A mãe da psicóloga Bruna Nunes de Faria, de 27 anos, que morreu após passar mal durante um exame com contraste, disse que a filha já tinha feito outros procedimentos semelhantes sem ter nenhuma complicação. Ela cobra uma investigação detalhada para entender o que aconteceu e evitar que outras pessoas possam ser vítimas.

O caso é investigado no 8º Distrito Policial de Goiânia. Bruna morreu no dia 21 de dezembro. Ela fazia exames para tentar identificar as causas de dois AVCs cerca de 50 dias antes.

“Ela entrou muito bem [na clínica] e como ela já tinha feito três exames iguais, então o que aconteceu? Eu quero saber. Foi o contraste, uma dose a mais? Foi o preparo que não tiveram? Ela já tinha tomado três contrastes e não teve reação nenhuma”, questiona Jane Alves de Souza.

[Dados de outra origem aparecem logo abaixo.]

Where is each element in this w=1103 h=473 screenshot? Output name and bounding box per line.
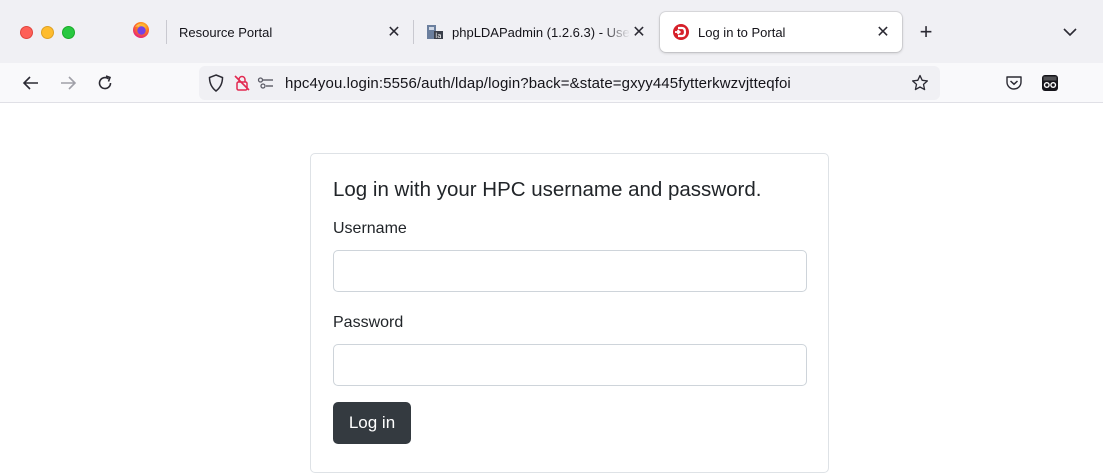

Ela prestou depoimento à Polícia Civil na manhã de quarta-feira (28) e cobrou uma investigação detalhada sobre o caso. “A gente espera muito que a justiça seja feita e que tudo seja investigado com muito critério porque não quero que nenhuma outra mãe passe pelo que estou passando, levar uma filha feliz, cheia de vida e de sonhos e sair com ela morta de um exame”, disse a mãe.

O Centro de Diagnóstico por Imagem (CDI) Unidade II informou em nota que “está apurando as informações, fornecendo todos os documentos solicitados e cooperando ativamente com as autoridades que buscam esclarecem o caso”.